Nonetheless, there is something corrosive in burnishing away the complexities of the arguments of our political opponents. It might feel like clarifying the issues, cutting away the extraneous material and getting to the heart of what’s most important. The abstraction creates a clearer target, one that’s easier to strike. But it’s not the truth. We demean those we disagree with when we turn them into caricatures and we weaken the force of our own arguments. I'm not willing to go there. I’m not trying to understand those people because I think that’ll make me feel more kindly to them. I just want to see things as they really are. So I cringe when I read pieces that engage in that over-simplification. Those on the right and the far right and the fringe right have always been so good at demonizing their opponents through caricature. How can those on my side of the fight justly revile those excesses if we fall into them ourselves?
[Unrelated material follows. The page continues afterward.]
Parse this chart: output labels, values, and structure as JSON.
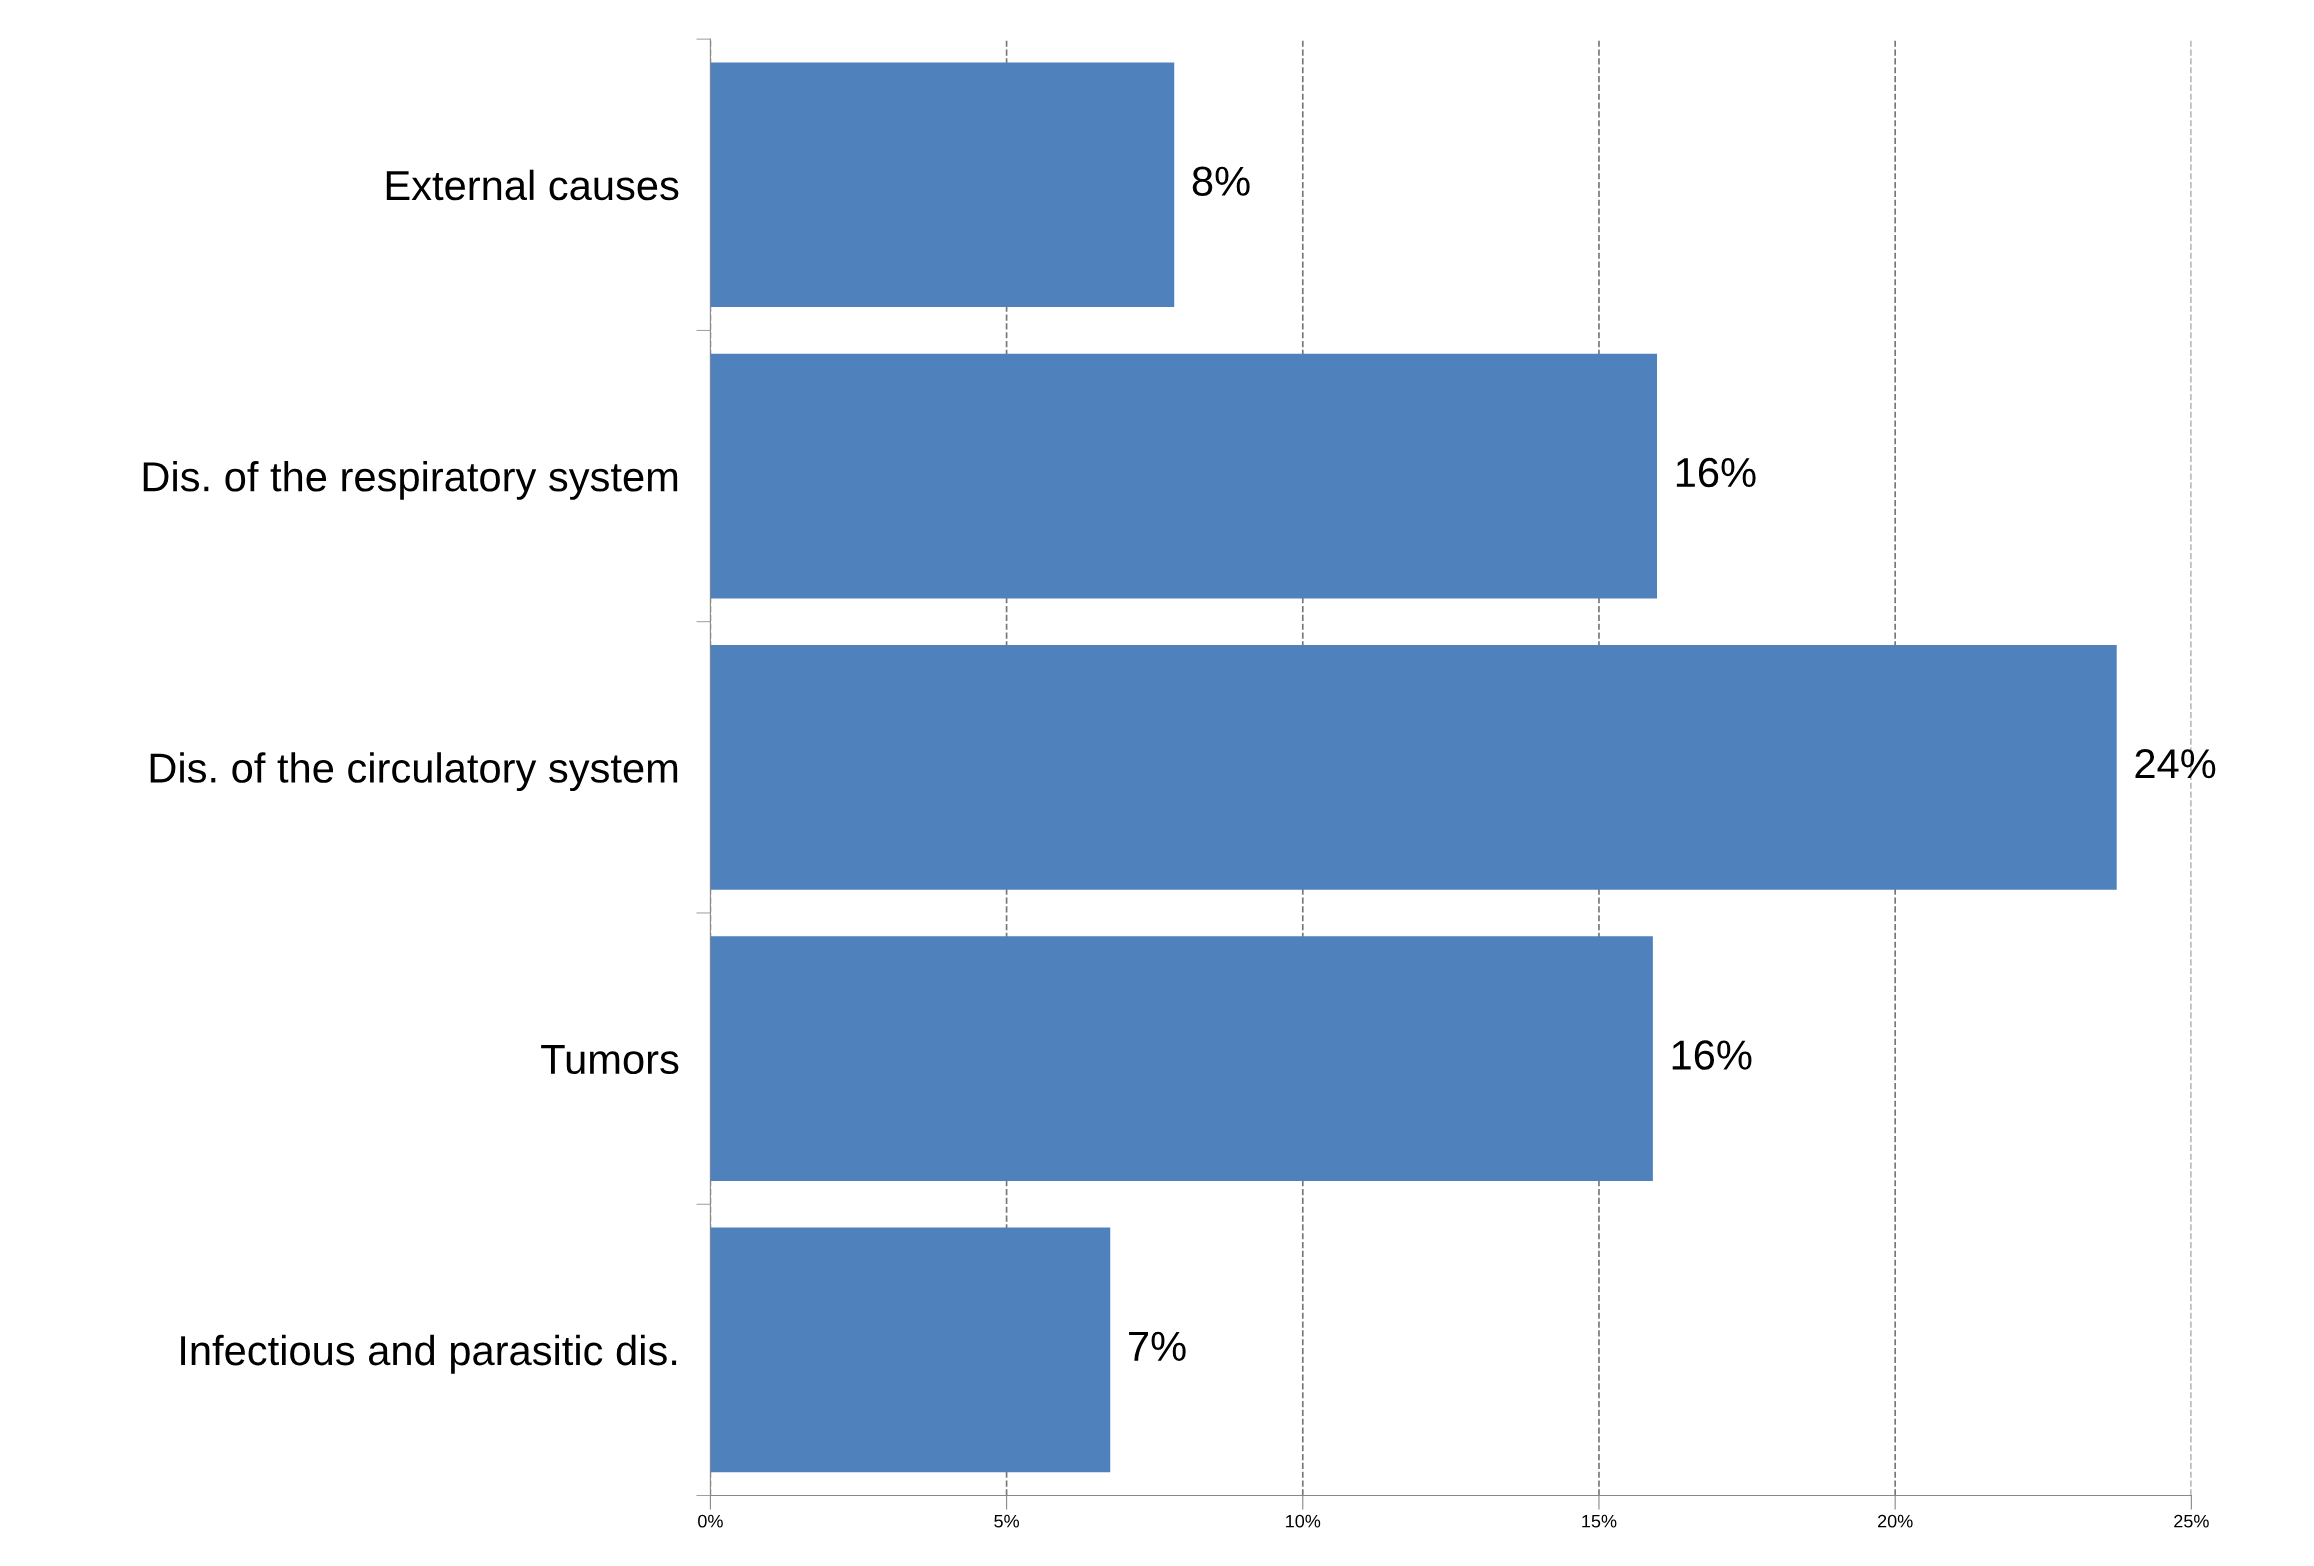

The inescapable dilemma of the abortion question is the lack of a shared understanding of what moral and legal rights the fetus has and how those rights develop during the period of fertilization to birth. The anti-abortion forces, in their aversion to ambiguity, have decided that those rights are fully inherent from the moment of conception. Dilemma solved. But there is at least as much logic and science and history in the position that those rights are not fully in place until birth (or at least, viability). In the absence of any consensus about which of these views is “correct”, the state has to stay neutral. It may not be the most comfortable position, but it’s the only one that obeys the principle of not privileging one particular religious or ethical point of view. That this is completely unacceptable to those who “know” in the core of their being that the zygote is a full human being is no surprise. They’ve simplified all the ambiguity out of their position. It leaves them no choice but to act as they do.
Insisting that the issue is entirely one of maintaining power over women is an equivalent simplification. It scrapes away the difficulties around handling competing rights in a secular society. Those complexities make the pro-choice position a challenging one. In every individual case the choice to have an abortion requires making predictions about likely futures, balancing rights and potential outcomes. It’s serious stuff, very different from the satisfying simplicity of those who claim to be pro-life. It’s not always a difficult decision – often the circumstances make the right choice very clear. But whether she agonizes over it or not, the choice requires a series of judgment calls that have to be made in full consideration of the impact that the decision will have on the mother and everyone in the mother’s orbit. Only she has the ethical standing to make those calls. When the state interferes, it takes a side, imposing the frightening moral certainty of the abortion foe. The ethics of our Constitution demand that we resist. Fortunately, most Americans agree. Now those same ethical imperatives require that they vote. If not, as Janus writes, "then we deserve what we get!"